What to do about it is another question. It has just recently come to my
It is a simple ps2mouse connected through a kvm, and the kvm was not
switched to the machine in question during the run.
I am trying to wrap my head around what to do with this sysfs_deactivate
deadlock scenario, (other drivers also hold unfortunate locks over the
removal of sysfs files, and it just happens that the ps2mouse case was the first
one I reproduced), and it was interesting because I had not seen it before.
Eric
--
In the specific case of serio what gets us in trouble is the call to sysfs_remove_group. If instead of independent calls to sysfs_create_group/sysfs_remove_group, you could move the groups into a list on dev->groups than we could solve two problems. - Userspace would see all of the attributes when the hotplug event is fired remove races. - We would not hold serio->drv_mutex over sysfs_remove_group so there would not be a possible deadlock on device removal. Does that change sound possible? Eric --
No, because attributes in question belong to driver+device combo. The device will not go away when driver is unbound but we do want to remove attributes. -- Dmitry --
Hmm, I guess I was too quick dismissing lockdep complaints here. Now that sysfs remove waits deadlock indeed is possible. Actually the locks on serio->drv_mutex in attributes were added to make sure we don't access device that was unbound from the driver through stale sysfs I think we should simply not take serio->drv_mutex in attributes and use driver-private mutex to serialize "set" methods that may alter device state. -- Dmitry --
Cool. So we have solved the problem generically but we have left over
Do you have any ideas what those might be? It looks like we are only
talking about psmouse and atkbd. So the audit for this chunk should
not be too bad.
The psmouse code already has a mutex on it's set operations only the
atkbd does not. The atkbd code does do a driver stop/start, which is
similar (but race prone without the serio->drv_mutex).
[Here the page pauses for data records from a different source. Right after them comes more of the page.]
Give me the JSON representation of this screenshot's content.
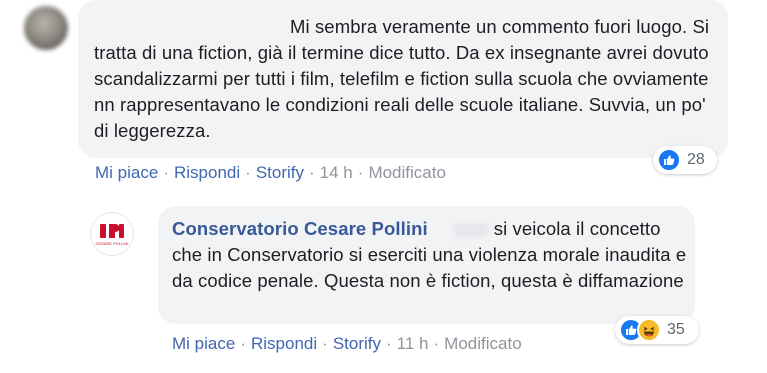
{
  "comment1": {
    "text_line1": "Mi sembra veramente un commento fuori",
    "text_rest": "luogo. Si tratta di una fiction, già il termine dice tutto. Da ex insegnante avrei dovuto scandalizzarmi per tutti i film, telefilm e fiction sulla scuola che ovviamente nn rappresentavano le condizioni reali delle scuole italiane. Suvvia, un po' di leggerezza.",
    "actions": {
      "like": "Mi piace",
      "reply": "Rispondi",
      "storify": "Storify",
      "time": "14 h",
      "edited": "Modificato",
      "separator": "·"
    },
    "reactions": {
      "count": "28",
      "icons": [
        "like-icon"
      ]
    }
  },
  "comment2": {
    "author": "Conservatorio Cesare Pollini",
    "text_start": "si",
    "text_rest": "veicola il concetto che in Conservatorio si eserciti una violenza morale inaudita e da codice penale. Questa non è fiction, questa è diffamazione",
    "actions": {
      "like": "Mi piace",
      "reply": "Rispondi",
      "storify": "Storify",
      "time": "11 h",
      "edited": "Modificato",
      "separator": "·"
    },
    "reactions": {
      "count": "35",
      "icons": [
        "like-icon",
        "haha-icon"
      ]
    },
    "logo_text": "CESARE POLLINI"
  },
  "colors": {
    "link": "#4267b2",
    "author": "#385898",
    "bubble": "#f2f3f5",
    "meta": "#90949c",
    "like": "#1877f2",
    "haha": "#f7b928"
  }
}
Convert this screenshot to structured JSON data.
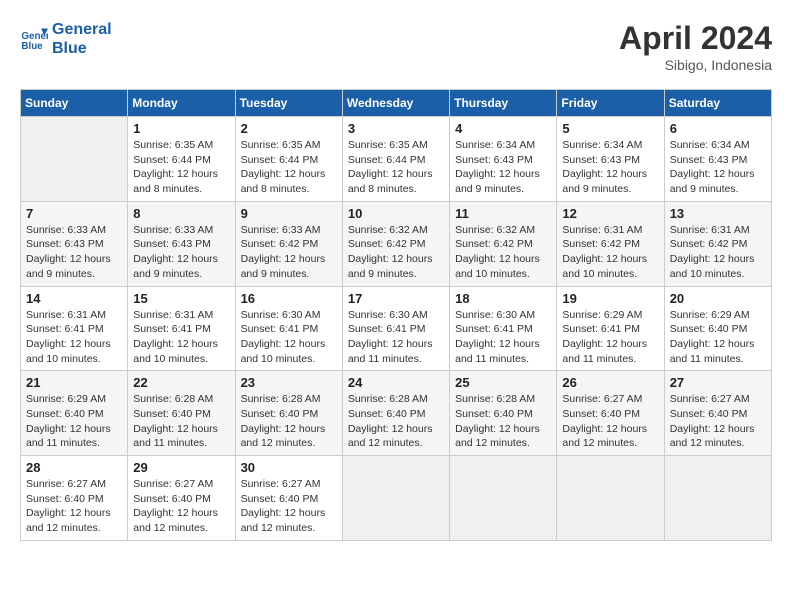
{
  "header": {
    "logo_line1": "General",
    "logo_line2": "Blue",
    "month": "April 2024",
    "location": "Sibigo, Indonesia"
  },
  "days_of_week": [
    "Sunday",
    "Monday",
    "Tuesday",
    "Wednesday",
    "Thursday",
    "Friday",
    "Saturday"
  ],
  "weeks": [
    [
      {
        "day": "",
        "empty": true
      },
      {
        "day": "1",
        "sunrise": "Sunrise: 6:35 AM",
        "sunset": "Sunset: 6:44 PM",
        "daylight": "Daylight: 12 hours and 8 minutes."
      },
      {
        "day": "2",
        "sunrise": "Sunrise: 6:35 AM",
        "sunset": "Sunset: 6:44 PM",
        "daylight": "Daylight: 12 hours and 8 minutes."
      },
      {
        "day": "3",
        "sunrise": "Sunrise: 6:35 AM",
        "sunset": "Sunset: 6:44 PM",
        "daylight": "Daylight: 12 hours and 8 minutes."
      },
      {
        "day": "4",
        "sunrise": "Sunrise: 6:34 AM",
        "sunset": "Sunset: 6:43 PM",
        "daylight": "Daylight: 12 hours and 9 minutes."
      },
      {
        "day": "5",
        "sunrise": "Sunrise: 6:34 AM",
        "sunset": "Sunset: 6:43 PM",
        "daylight": "Daylight: 12 hours and 9 minutes."
      },
      {
        "day": "6",
        "sunrise": "Sunrise: 6:34 AM",
        "sunset": "Sunset: 6:43 PM",
        "daylight": "Daylight: 12 hours and 9 minutes."
      }
    ],
    [
      {
        "day": "7",
        "sunrise": "Sunrise: 6:33 AM",
        "sunset": "Sunset: 6:43 PM",
        "daylight": "Daylight: 12 hours and 9 minutes."
      },
      {
        "day": "8",
        "sunrise": "Sunrise: 6:33 AM",
        "sunset": "Sunset: 6:43 PM",
        "daylight": "Daylight: 12 hours and 9 minutes."
      },
      {
        "day": "9",
        "sunrise": "Sunrise: 6:33 AM",
        "sunset": "Sunset: 6:42 PM",
        "daylight": "Daylight: 12 hours and 9 minutes."
      },
      {
        "day": "10",
        "sunrise": "Sunrise: 6:32 AM",
        "sunset": "Sunset: 6:42 PM",
        "daylight": "Daylight: 12 hours and 9 minutes."
      },
      {
        "day": "11",
        "sunrise": "Sunrise: 6:32 AM",
        "sunset": "Sunset: 6:42 PM",
        "daylight": "Daylight: 12 hours and 10 minutes."
      },
      {
        "day": "12",
        "sunrise": "Sunrise: 6:31 AM",
        "sunset": "Sunset: 6:42 PM",
        "daylight": "Daylight: 12 hours and 10 minutes."
      },
      {
        "day": "13",
        "sunrise": "Sunrise: 6:31 AM",
        "sunset": "Sunset: 6:42 PM",
        "daylight": "Daylight: 12 hours and 10 minutes."
      }
    ],
    [
      {
        "day": "14",
        "sunrise": "Sunrise: 6:31 AM",
        "sunset": "Sunset: 6:41 PM",
        "daylight": "Daylight: 12 hours and 10 minutes."
      },
      {
        "day": "15",
        "sunrise": "Sunrise: 6:31 AM",
        "sunset": "Sunset: 6:41 PM",
        "daylight": "Daylight: 12 hours and 10 minutes."
      },
      {
        "day": "16",
        "sunrise": "Sunrise: 6:30 AM",
        "sunset": "Sunset: 6:41 PM",
        "daylight": "Daylight: 12 hours and 10 minutes."
      },
      {
        "day": "17",
        "sunrise": "Sunrise: 6:30 AM",
        "sunset": "Sunset: 6:41 PM",
        "daylight": "Daylight: 12 hours and 11 minutes."
      },
      {
        "day": "18",
        "sunrise": "Sunrise: 6:30 AM",
        "sunset": "Sunset: 6:41 PM",
        "daylight": "Daylight: 12 hours and 11 minutes."
      },
      {
        "day": "19",
        "sunrise": "Sunrise: 6:29 AM",
        "sunset": "Sunset: 6:41 PM",
        "daylight": "Daylight: 12 hours and 11 minutes."
      },
      {
        "day": "20",
        "sunrise": "Sunrise: 6:29 AM",
        "sunset": "Sunset: 6:40 PM",
        "daylight": "Daylight: 12 hours and 11 minutes."
      }
    ],
    [
      {
        "day": "21",
        "sunrise": "Sunrise: 6:29 AM",
        "sunset": "Sunset: 6:40 PM",
        "daylight": "Daylight: 12 hours and 11 minutes."
      },
      {
        "day": "22",
        "sunrise": "Sunrise: 6:28 AM",
        "sunset": "Sunset: 6:40 PM",
        "daylight": "Daylight: 12 hours and 11 minutes."
      },
      {
        "day": "23",
        "sunrise": "Sunrise: 6:28 AM",
        "sunset": "Sunset: 6:40 PM",
        "daylight": "Daylight: 12 hours and 12 minutes."
      },
      {
        "day": "24",
        "sunrise": "Sunrise: 6:28 AM",
        "sunset": "Sunset: 6:40 PM",
        "daylight": "Daylight: 12 hours and 12 minutes."
      },
      {
        "day": "25",
        "sunrise": "Sunrise: 6:28 AM",
        "sunset": "Sunset: 6:40 PM",
        "daylight": "Daylight: 12 hours and 12 minutes."
      },
      {
        "day": "26",
        "sunrise": "Sunrise: 6:27 AM",
        "sunset": "Sunset: 6:40 PM",
        "daylight": "Daylight: 12 hours and 12 minutes."
      },
      {
        "day": "27",
        "sunrise": "Sunrise: 6:27 AM",
        "sunset": "Sunset: 6:40 PM",
        "daylight": "Daylight: 12 hours and 12 minutes."
      }
    ],
    [
      {
        "day": "28",
        "sunrise": "Sunrise: 6:27 AM",
        "sunset": "Sunset: 6:40 PM",
        "daylight": "Daylight: 12 hours and 12 minutes."
      },
      {
        "day": "29",
        "sunrise": "Sunrise: 6:27 AM",
        "sunset": "Sunset: 6:40 PM",
        "daylight": "Daylight: 12 hours and 12 minutes."
      },
      {
        "day": "30",
        "sunrise": "Sunrise: 6:27 AM",
        "sunset": "Sunset: 6:40 PM",
        "daylight": "Daylight: 12 hours and 12 minutes."
      },
      {
        "day": "",
        "empty": true
      },
      {
        "day": "",
        "empty": true
      },
      {
        "day": "",
        "empty": true
      },
      {
        "day": "",
        "empty": true
      }
    ]
  ]
}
Except for the lack of atkbd_enable/disable locking the patch below should
be good. Opinions from someone who knows the serio code better than I do
would be helpful.
Eric
---
From: Eric W. Biederman <ebiederm@xmission.com>
Subject: [PATCH] serio: Remove uneeded and deadlock prone serio_pin_driver
sysfs_remove_group waits for sysfs attributes to be removed
so we don't need to take a mutex in each of the attributes to
prevent remove while the code in the attribute is running.
This removes a theoretical deadlock possibility of a keyboard
or mouse hotplug and someone accessing a sysfs attribute.
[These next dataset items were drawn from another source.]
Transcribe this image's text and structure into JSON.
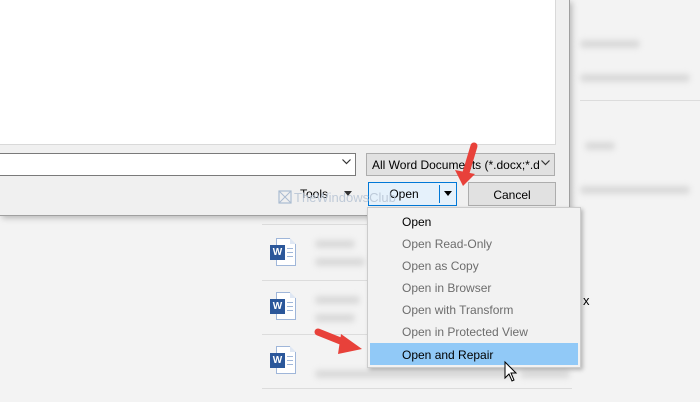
{
  "dialog": {
    "file_type_filter": "All Word Documents (*.docx;*.d",
    "tools_label": "Tools",
    "open_label": "Open",
    "cancel_label": "Cancel"
  },
  "open_menu": {
    "items": [
      {
        "label": "Open",
        "enabled": true,
        "highlighted": false
      },
      {
        "label": "Open Read-Only",
        "enabled": false,
        "highlighted": false
      },
      {
        "label": "Open as Copy",
        "enabled": false,
        "highlighted": false
      },
      {
        "label": "Open in Browser",
        "enabled": false,
        "highlighted": false
      },
      {
        "label": "Open with Transform",
        "enabled": false,
        "highlighted": false
      },
      {
        "label": "Open in Protected View",
        "enabled": false,
        "highlighted": false
      },
      {
        "label": "Open and Repair",
        "enabled": true,
        "highlighted": true
      }
    ]
  },
  "watermark": {
    "text": "TheWindowsClub"
  },
  "background": {
    "doc_badge": "W",
    "doc_extension_fragment": "x"
  },
  "colors": {
    "accent_blue": "#0078d7",
    "menu_highlight": "#91c9f7",
    "annotation_arrow": "#e8413a",
    "word_blue": "#2b579a"
  }
}
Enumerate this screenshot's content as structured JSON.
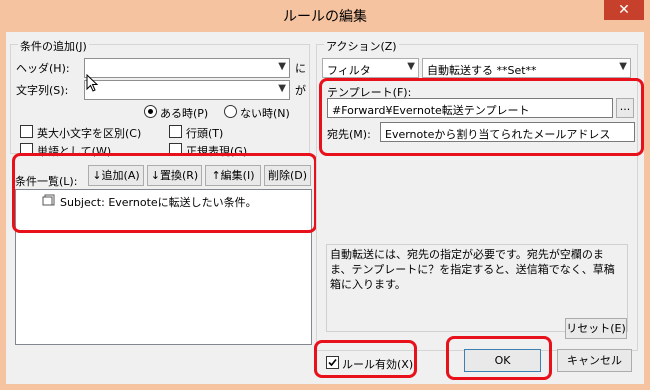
{
  "window": {
    "title": "ルールの編集",
    "close_label": "✕"
  },
  "conditions": {
    "group_label": "条件の追加(J)",
    "header_label": "ヘッダ(H):",
    "header_value": "",
    "header_suffix": "に",
    "string_label": "文字列(S):",
    "string_value": "",
    "string_suffix": "が",
    "radio_when_exists": "ある時(P)",
    "radio_when_not": "ない時(N)",
    "chk_case": "英大小文字を区別(C)",
    "chk_line_head": "行頭(T)",
    "chk_word": "単語として(W)",
    "chk_regex": "正規表現(G)"
  },
  "condition_list": {
    "label": "条件一覧(L):",
    "add": "↓追加(A)",
    "replace": "↓置換(R)",
    "edit": "↑編集(I)",
    "delete": "削除(D)",
    "items": [
      "Subject: Evernoteに転送したい条件。"
    ]
  },
  "action": {
    "group_label": "アクション(Z)",
    "type_value": "フィルタ",
    "action_value": "自動転送する **Set**",
    "template_label": "テンプレート(F):",
    "template_value": "#Forward¥Evernote転送テンプレート",
    "browse_label": "...",
    "dest_label": "宛先(M):",
    "dest_value": "Evernoteから割り当てられたメールアドレス",
    "description": "自動転送には、宛先の指定が必要です。宛先が空欄のまま、テンプレートに？を指定すると、送信箱でなく、草稿箱に入ります。",
    "reset_label": "リセット(E)"
  },
  "footer": {
    "rule_enabled": "ルール有効(X)",
    "ok": "OK",
    "cancel": "キャンセル"
  },
  "colors": {
    "highlight": "#e8101a",
    "title_bg": "#f6c3a0",
    "close_bg": "#c7402c"
  }
}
Signed-off-by: Eric W. Biederman <ebiederm@xmission.com>
---
drivers/input/keyboard/atkbd.c | 27 +--------------------------
drivers/input/mouse/psmouse-base.c | 32 +++-----------------------------
include/linux/serio.h | 19 -------------------
3 files changed, 4 insertions(+), 74 deletions(-)
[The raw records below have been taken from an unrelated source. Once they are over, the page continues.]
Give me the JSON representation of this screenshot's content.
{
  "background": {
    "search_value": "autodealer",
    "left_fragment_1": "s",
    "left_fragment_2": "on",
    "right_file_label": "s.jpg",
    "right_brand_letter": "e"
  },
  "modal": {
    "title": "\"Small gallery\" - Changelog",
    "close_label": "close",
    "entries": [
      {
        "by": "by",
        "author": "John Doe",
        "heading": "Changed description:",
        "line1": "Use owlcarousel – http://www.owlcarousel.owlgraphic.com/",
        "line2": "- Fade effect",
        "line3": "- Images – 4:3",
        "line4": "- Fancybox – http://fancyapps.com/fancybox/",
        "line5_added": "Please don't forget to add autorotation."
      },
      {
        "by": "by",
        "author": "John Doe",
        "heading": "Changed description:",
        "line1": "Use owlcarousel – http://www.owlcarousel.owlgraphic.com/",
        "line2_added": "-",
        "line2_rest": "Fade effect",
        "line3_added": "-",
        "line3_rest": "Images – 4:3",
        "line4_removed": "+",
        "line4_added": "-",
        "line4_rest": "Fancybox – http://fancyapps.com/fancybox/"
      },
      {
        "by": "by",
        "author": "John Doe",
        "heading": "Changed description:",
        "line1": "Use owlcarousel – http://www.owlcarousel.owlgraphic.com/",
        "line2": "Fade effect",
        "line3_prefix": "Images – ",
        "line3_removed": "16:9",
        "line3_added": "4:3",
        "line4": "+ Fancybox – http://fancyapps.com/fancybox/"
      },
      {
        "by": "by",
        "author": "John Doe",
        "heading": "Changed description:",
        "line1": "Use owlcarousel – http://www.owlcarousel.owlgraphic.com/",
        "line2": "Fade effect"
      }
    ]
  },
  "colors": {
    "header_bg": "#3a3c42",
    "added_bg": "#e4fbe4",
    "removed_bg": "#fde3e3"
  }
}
diff --git a/drivers/input/keyboard/atkbd.c b/drivers/input/keyboard/atkbd.c
index a357357..7200100 100644
--- a/drivers/input/keyboard/atkbd.c
+++ b/drivers/input/keyboard/atkbd.c
@@ -1234,22 +1234,8 @@ static ssize_t atkbd_attr_show_helper(struct device *dev, char *buf,
ssize_t (*handler)(struct atkbd *, char *))
{
struct serio *serio = to_serio_port(dev);
- int retval;
-
- retval = serio_pin_driver(serio);
- if (retval)
- return retval;
- if (serio->drv != &atkbd_drv) {
- retval = -ENODEV;
- goto out;
- }
-
- retval = handler((struct atkbd *)serio_get_drvdata(serio), ...Thanks Eric, this looks good. I'll add the missing mutex to atkbd and apply. I think it can wait for .34 though - the window is quite small. -- Dmitry --
Hello, This is way too cool. Only if we can have more moments like this. :-) -- tejun --
kobject_del with a lock held scares me. There is a possible deadlock (that lockdep is ignorant of) if you hold a lock over sysfs_deactivate() and if any sysfs file takes that lock. I won't argue with a claim of inconvenient locking semantics here, and this is different to the problem you are seeing (except that fixing this I agree that fixing sysfs_readdir to not hold the sysfs_mutex over filldir is useful to reduce the lock hold time if nothing else. The cheap fix here is mostly a matter of grabbing a reference to the sysfs_dirent and then revalidating that the reference is still useful after we reacquire the sysfs_mutex. If not we already have the code for restarting from just an offset. We just don't want to use it too much as that will give us O(n^2) times for sysfs readdir. We very definitely have an ABBA deadlock with sysfs_deactivate and the cpu_hotplug.lock. arch/x86/kernel/microcode_core.c:reload_store() is the code for a sysfs file that when written to calls get_online_cpus(). Regardless of what we do with sysfs_readdir we need to see if we can fix cpu_down(), to remove this nasty deadlock. Eric --